Sickle Cell Patients at Higher Risk for ER Readmission, Hospitalization, Study Finds
Patients with sickle cell disease show the highest rates of readmission and hospitalization within 30 days of being discharged from an emergency department, a single-center study found.
The study, “Patients Discharged From the Emergency Department After Referral for Hospitalist Admission,” was published in The American Journal of Managed Care.
Unnecessary hospitalizations are very costly and can also expose patients to unnecessary risks, but the characteristics and outcomes of patients discharged from the emergency department after being referred for hospital admission have been poorly explored.
To study this, researchers performed a retrospective analysis of emergency room consults at an academic medical center in North Carolina during a three-year period, from April 2011 to April 2014. They analyzed the demographics, diagnoses, and healthcare outcomes of patients who were referred for hospital admission but were eventually discharged from the emergency department without hospitalization.
During the three-year period, they identified 710 emergency department discharges for 670 patients.

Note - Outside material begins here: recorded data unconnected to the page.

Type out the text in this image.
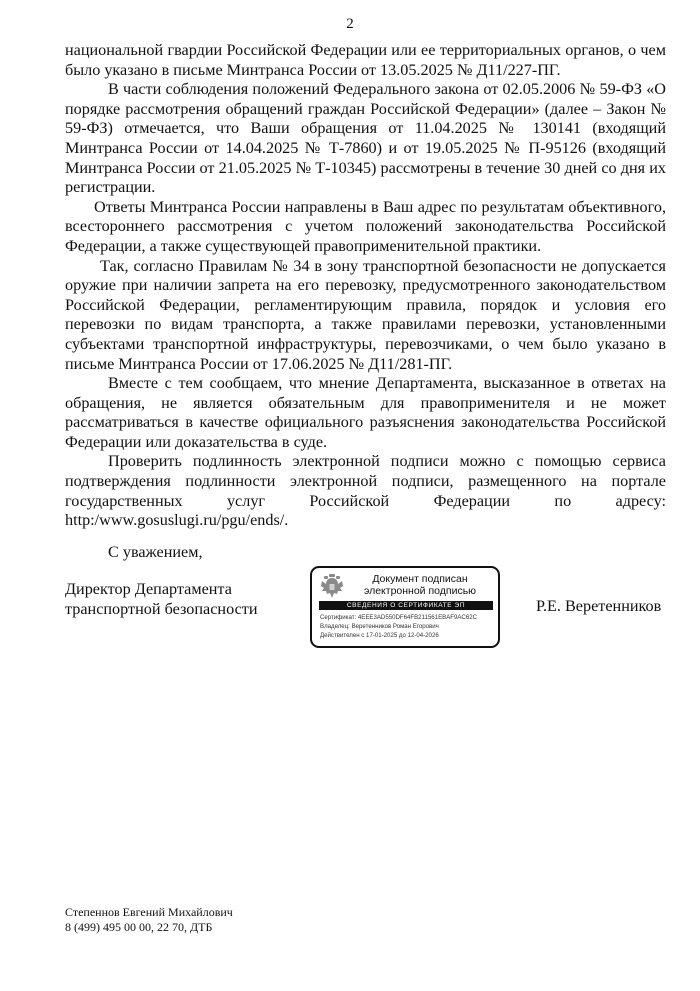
2

национальной гвардии Российской Федерации или ее территориальных органов, о чем было указано в письме Минтранса России от 13.05.2025 № Д11/227-ПГ.

В части соблюдения положений Федерального закона от 02.05.2006 № 59-ФЗ «О порядке рассмотрения обращений граждан Российской Федерации» (далее – Закон № 59-ФЗ) отмечается, что Ваши обращения от 11.04.2025 № 130141 (входящий Минтранса России от 14.04.2025 № Т-7860) и от 19.05.2025 № П-95126 (входящий Минтранса России от 21.05.2025 № Т-10345) рассмотрены в течение 30 дней со дня их регистрации.

Ответы Минтранса России направлены в Ваш адрес по результатам объективного, всестороннего рассмотрения с учетом положений законодательства Российской Федерации, а также существующей правоприменительной практики.

Так, согласно Правилам № 34 в зону транспортной безопасности не допускается оружие при наличии запрета на его перевозку, предусмотренного законодательством Российской Федерации, регламентирующим правила, порядок и условия его перевозки по видам транспорта, а также правилами перевозки, установленными субъектами транспортной инфраструктуры, перевозчиками, о чем было указано в письме Минтранса России от 17.06.2025 № Д11/281-ПГ.

Вместе с тем сообщаем, что мнение Департамента, высказанное в ответах на обращения, не является обязательным для правоприменителя и не может рассматриваться в качестве официального разъяснения законодательства Российской Федерации или доказательства в суде.

Проверить подлинность электронной подписи можно с помощью сервиса подтверждения подлинности электронной подписи, размещенного на портале государственных услуг Российской Федерации по адресу:

http:/www.gosuslugi.ru/pgu/ends/.

С уважением,
Директор Департамента
транспортной безопасности
Документ подписан
электронной подписью
СВЕДЕНИЯ О СЕРТИФИКАТЕ ЭП
Сертификат: 4EEE3AD550DF64FB211561EBAF9AC62C
Владелец: Веретенников Роман Егорович
Действителен с 17-01-2025 до 12-04-2026
Р.Е. Веретенников
Степеннов Евгений Михайлович
8 (499) 495 00 00, 22 70, ДТБ
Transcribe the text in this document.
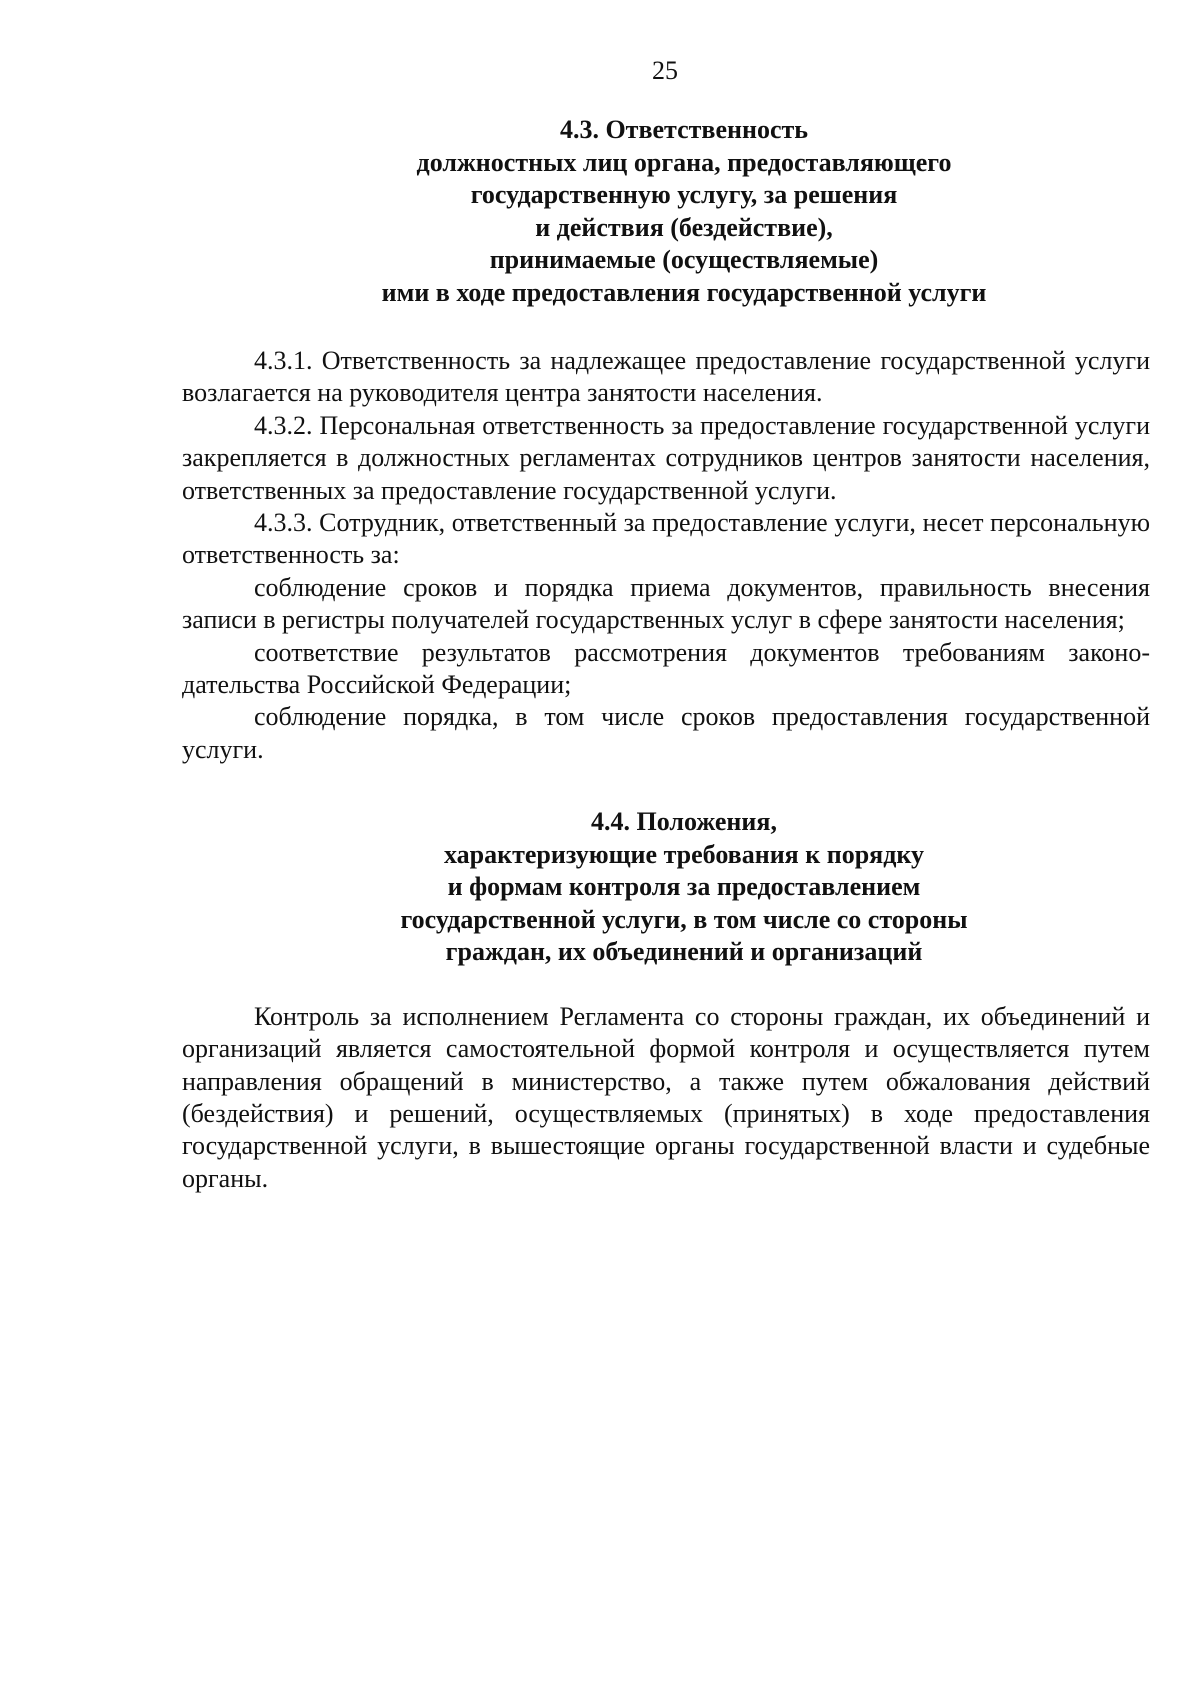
25
4.3. Ответственность
должностных лиц органа, предоставляющего
государственную услугу, за решения
и действия (бездействие),
принимаемые (осуществляемые)
ими в ходе предоставления государственной услуги

4.3.1. Ответственность за надлежащее предоставление государственной услуги возлагается на руководителя центра занятости населения.

4.3.2. Персональная ответственность за предоставление государственной услуги закрепляется в должностных регламентах сотрудников центров занятости населения, ответственных за предоставление государственной услуги.

4.3.3. Сотрудник, ответственный за предоставление услуги, несет персональную ответственность за:

соблюдение сроков и порядка приема документов, правильность внесения записи в регистры получателей государственных услуг в сфере занятости населения;

соответствие результатов рассмотрения документов требованиям законодательства Российской Федерации;

соблюдение порядка, в том числе сроков предоставления государственной услуги.

4.4. Положения,
характеризующие требования к порядку
и формам контроля за предоставлением
государственной услуги, в том числе со стороны
граждан, их объединений и организаций

Контроль за исполнением Регламента со стороны граждан, их объединений и организаций является самостоятельной формой контроля и осуществляется путем направления обращений в министерство, а также путем обжалования действий (бездействия) и решений, осуществляемых (принятых) в ходе предоставления государственной услуги, в вышестоящие органы государственной власти и судебные органы.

The mean age of admitted patients was 52.1 years. Of the patients, 61 percent were white and 30 percent were black. About 75 percent of the patients had some form of insurance.
The most common diagnoses in emergency room admissions were unspecified chest pain (34.1%), followed by unspecified abdominal pain (9%).

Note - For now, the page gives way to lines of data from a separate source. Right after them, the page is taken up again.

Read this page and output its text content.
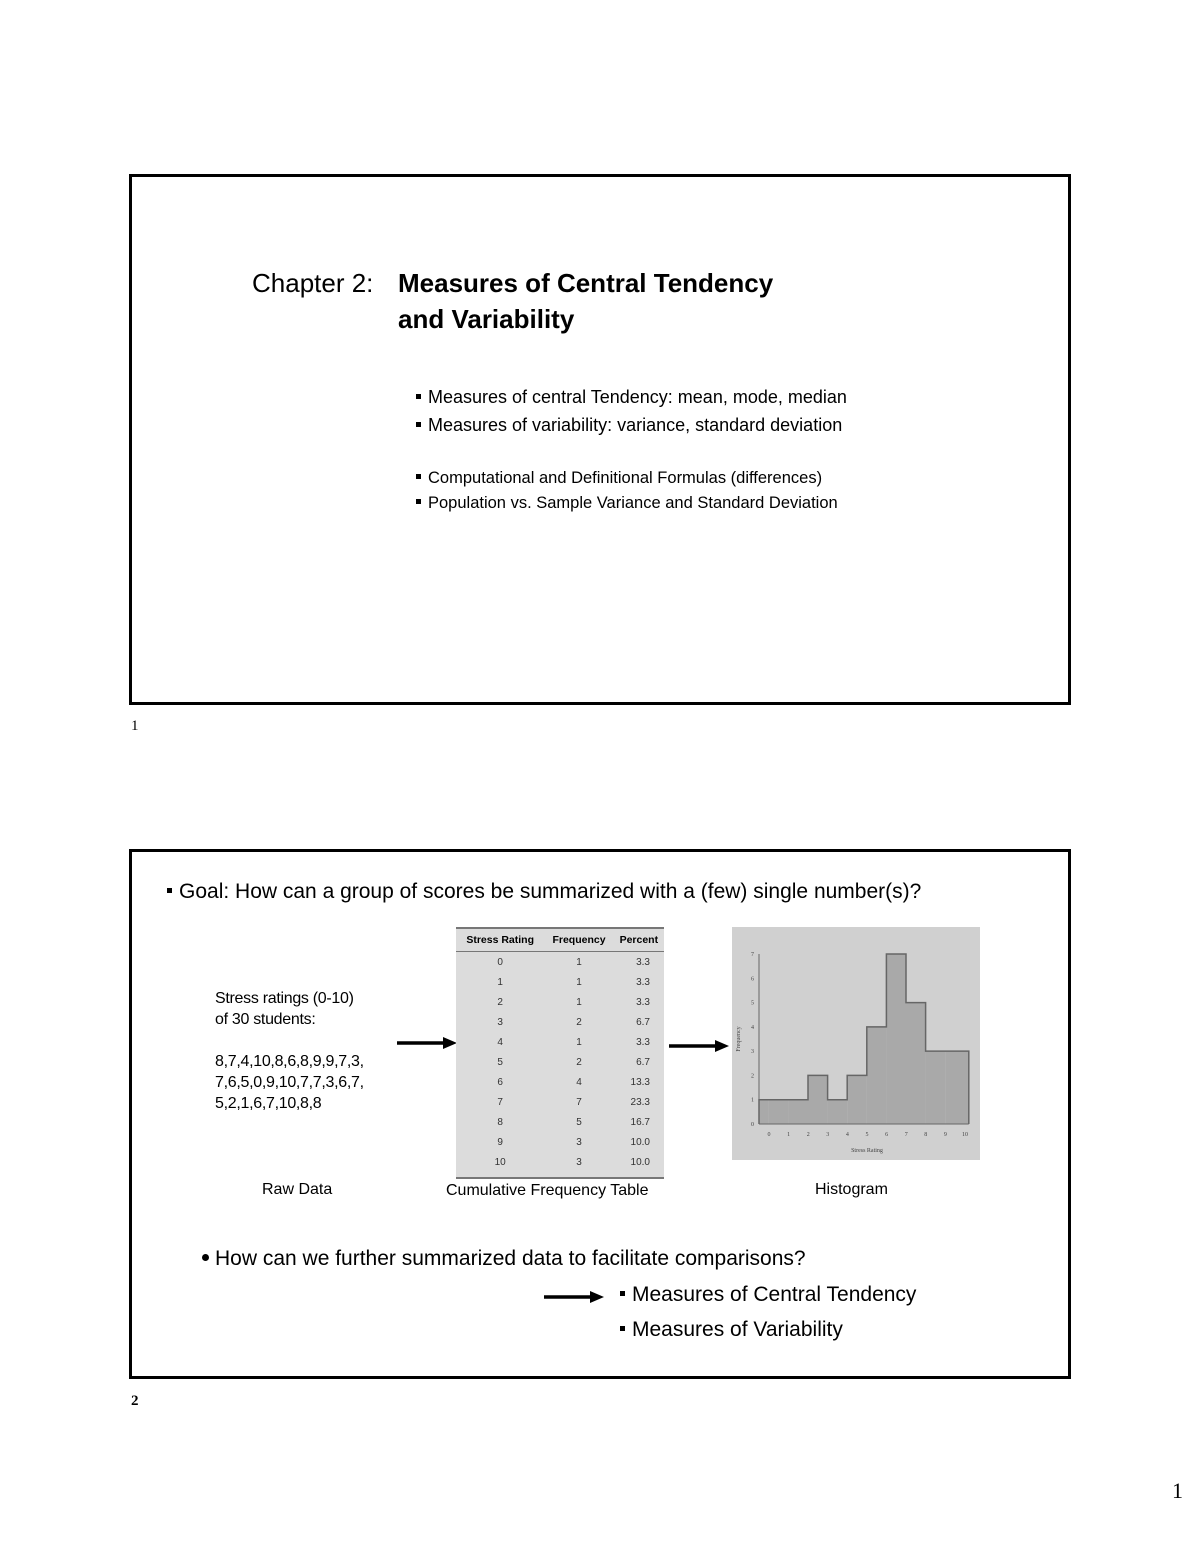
Chapter 2: Measures of Central Tendency
and Variability
Measures of central Tendency: mean, mode, median
Measures of variability: variance, standard deviation
Computational and Definitional Formulas (differences)
Population vs. Sample Variance and Standard Deviation
1
Goal: How can a group of scores be summarized with a (few) single number(s)?
Stress ratings (0-10)
of 30 students:
8,7,4,10,8,6,8,9,9,7,3,
7,6,5,0,9,10,7,7,3,6,7,
5,2,1,6,7,10,8,8
Stress Rating	Frequency	Percent
0	1	3.3
1	1	3.3
2	1	3.3
3	2	6.7
4	1	3.3
5	2	6.7
6	4	13.3
7	7	23.3
8	5	16.7
9	3	10.0
10	3	10.0
0
1
2
3
4
5
6
7
0	1	2	3	4	5	6	7	8	9	10
Stress Rating
Frequency
Raw Data	Cumulative Frequency Table	Histogram
How can we further summarized data to facilitate comparisons?
Measures of Central Tendency
Measures of Variability
2
1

Of the patients in the analysis, 21.7% of them returned to the emergency department within 30 days of the initial consultation and discharge. Patients who returned most frequently had sickle cell disease (82.4%), alcohol-related diagnoses (43.5%), and abdominal pain (35.7%).

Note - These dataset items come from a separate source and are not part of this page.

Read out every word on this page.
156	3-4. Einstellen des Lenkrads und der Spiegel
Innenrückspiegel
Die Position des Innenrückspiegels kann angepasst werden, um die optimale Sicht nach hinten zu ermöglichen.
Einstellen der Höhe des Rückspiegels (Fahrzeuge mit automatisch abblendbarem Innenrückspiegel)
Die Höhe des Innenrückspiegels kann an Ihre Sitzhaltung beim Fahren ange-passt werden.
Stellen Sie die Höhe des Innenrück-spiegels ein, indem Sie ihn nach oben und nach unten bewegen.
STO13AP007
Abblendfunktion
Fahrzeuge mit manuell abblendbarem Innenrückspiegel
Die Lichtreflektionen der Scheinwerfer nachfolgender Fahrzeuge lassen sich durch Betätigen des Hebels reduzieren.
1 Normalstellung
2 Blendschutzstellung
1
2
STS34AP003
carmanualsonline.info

The probability of returning to the emergency room within 30 days was highest for those with abdominal pain or alcohol-related diagnoses, compared with the rest of the group in the analysis.
Similarly, the rate of hospitalization within 30 days after an initial emergency room visit was highest among patients with sickle cell disease (58.8%), followed by alcohol-related diagnoses (19.6%), and abdominal pain (14.3%).
“Among insurance types, patients with Medicaid had the highest likelihood of returning to the ED [emergency department] within 30 days,” the authors wrote. Those with private insurance or other forms of healthcare coverage were less likely to revisit the emergency room.
Overall results showed that most patients discharged from the emergency department didn’t return within a 30-day period and the 30-day hospitalization rate remained low.
“Our data suggest that hospitalists can safely aid patients by reducing the costs and adverse outcomes associated with unnecessary hospitalization,” the study concluded.